To the Editor: A 62-year-old man came to our department and complained with progressively enlarging and bleeding multiple reddish nodules on his face for 20 days. The patient had a previous history of hepatitis B without any treatment for 20 years. Three months ago, he was diagnosed as hepatocellular carcinoma (HCC) and multiple metastases (including lung and inferior vena cava). Then, he was treated with transcatheter arterial chemoembolization and antivirus drugs. The physical examination showed six reddish, firm, and nodules with diameters of 1 to 10 mm on his face. Some lesions accompanied with capillaries dilatation, rupture, and bleeding [Figure 1A and 1B]. Dermoscopic examination revealed homogenous, blurry milky-red area, multiple serpentine and arborizing vessels, and some irregular red lacunas over a milky-red areas [Figure 1C]. The skin biopsy from a bleeding nodule revealed a large number of mass tumor cells in dermis. The tumors were composed of pleomorphic cells with increased mitosis, and inter-cellular bleeding was noted [Figure 1D]. Furthermore, cutaneous metastases from HCC was confirmed by immunohistochemical staining [Figure 1E and 1F], which showed hepatocyte (+), arginase-1 (+), cytokeratin (+), Ki-67 (30%+), cytokeratin 19 (–), α-fetoprotein (–), carcinoembryonic antigen (–), and epithelial membrane antigen (–).

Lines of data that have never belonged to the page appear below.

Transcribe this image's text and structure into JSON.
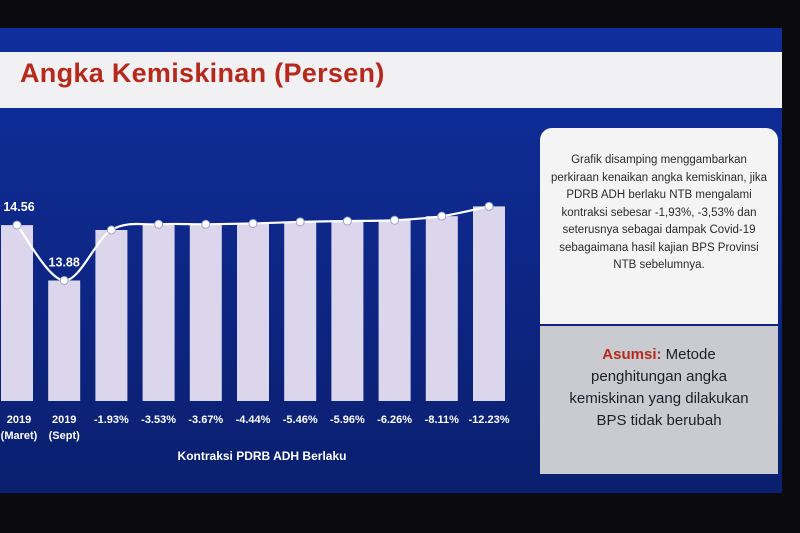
{
  "title": "Angka Kemiskinan (Persen)",
  "colors": {
    "background": "#102a8a",
    "bar": "#dcd6ec",
    "line": "#ffffff",
    "title": "#b52a1d"
  },
  "chart_data": {
    "type": "bar",
    "categories": [
      "2019 (Maret)",
      "2019 (Sept)",
      "-1.93%",
      "-3.53%",
      "-3.67%",
      "-4.44%",
      "-5.46%",
      "-5.96%",
      "-6.26%",
      "-8.11%",
      "-12.23%"
    ],
    "category_lines": [
      [
        "2019",
        "(Maret)"
      ],
      [
        "2019",
        "(Sept)"
      ],
      [
        "-1.93%"
      ],
      [
        "-3.53%"
      ],
      [
        "-3.67%"
      ],
      [
        "-4.44%"
      ],
      [
        "-5.46%"
      ],
      [
        "-5.96%"
      ],
      [
        "-6.26%"
      ],
      [
        "-8.11%"
      ],
      [
        "-12.23%"
      ]
    ],
    "values": [
      14.56,
      13.88,
      14.5,
      14.57,
      14.57,
      14.58,
      14.6,
      14.61,
      14.62,
      14.67,
      14.79
    ],
    "data_labels": [
      "14.56",
      "13.88",
      "",
      "",
      "",
      "",
      "",
      "",
      "",
      "",
      ""
    ],
    "line_series": true,
    "xlabel": "Kontraksi PDRB ADH Berlaku",
    "ylabel": "",
    "ylim": [
      12.4,
      15.2
    ],
    "grid": false
  },
  "note": {
    "text": "Grafik disamping menggambarkan perkiraan kenaikan angka kemiskinan, jika PDRB ADH berlaku NTB mengalami kontraksi sebesar -1,93%, -3,53% dan seterusnya sebagai dampak Covid-19 sebagaimana hasil kajian BPS Provinsi NTB sebelumnya."
  },
  "assumption": {
    "label": "Asumsi:",
    "text": "Metode penghitungan angka kemiskinan yang dilakukan BPS tidak berubah"
  }
}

Cutaneous metastases from HCC are relatively rare, accounting for only 0.2% to 2.7% of all cutaneous metastases. The majority of cutaneous metastases from HCC originate from needle tracks or surgical wound contamination; non-iatrogenic metastasis was rare. One possible explanation is that HCC invades the systemic circulation less frequently than it invades the portal veins.

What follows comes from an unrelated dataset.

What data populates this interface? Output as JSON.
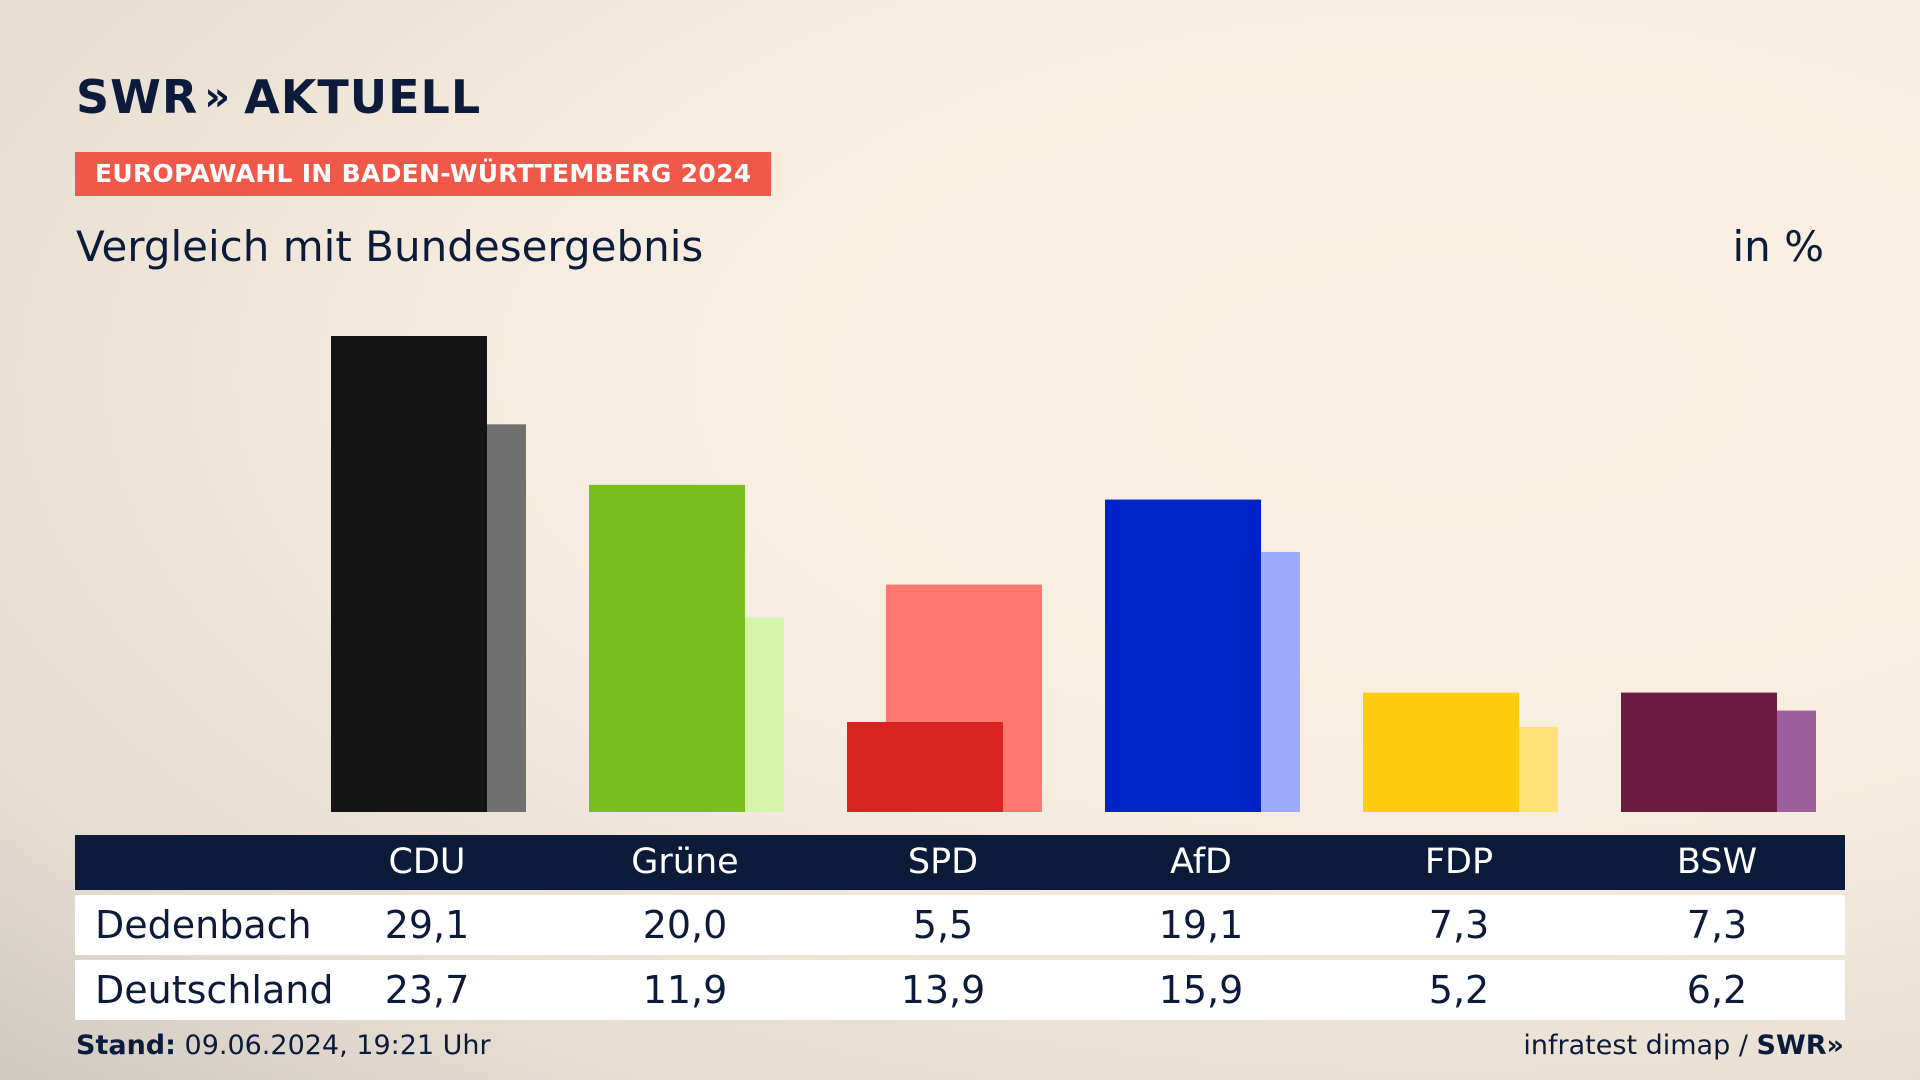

Cutaneous metastasis from HCC can be everywhere. Its clinical manifestations are diverse, presenting with asymptomatic or painful reddish-blue nodules, size varied, firm on palpation, ulceration or non-ulceration, and rapid growth.[1,2] Histopathology and immunohistochemical staining have great value to diagnosis cutaneous metastasis. Cong et al suggested that the first line of immunohistochemical antibodies of HCC were HepPar-1 and CD34, and the second line was polyclonal carcinoembryonic antigen and α-fetoprotein.
Dermoscopy can facilitate the early diagnosis as a reliable non-invasive method. Karen et al found the most common dermoscopic manifestations from non-pigmented lesions of cutaneous metastases were vascular patterns. The most frequent sub-type of vascular patterns was serpentine (or linear irregular vessels). Other patterns were arborizing vessels, dotted vessels, and comma-shaped vessels. On dermoscopy, 59% of non-pigmented lesions having a vascular pattern had a mixed type of vessels, while 12% of cases had a structureless or homogeneous pink appearance, without discrete vessels. The main dermoscopic manifestations were vascular patterns, but also had some red or blue lacunas, resulting from traversing capillaries and bleeding in dermis.
Skin metastases from liver cancers represent a dismal prognosis for most patients, with overall survival rate varying from a few weeks to 6 months. Surgery is the primary treatment. Radiotherapy, radiofrequency ablation, and targeted drug therapy can improve survival rate of patients with advanced HCC.
Declaration of patient consent
The authors certify that they have obtained all appropriate patient consent forms. In the form, the patient has given his consent for his images and other clinical information to be reported in the article. The patient understands that his name and initials will not be published and due efforts will be made to conceal the identity of the patient, although anonymity cannot be guaranteed.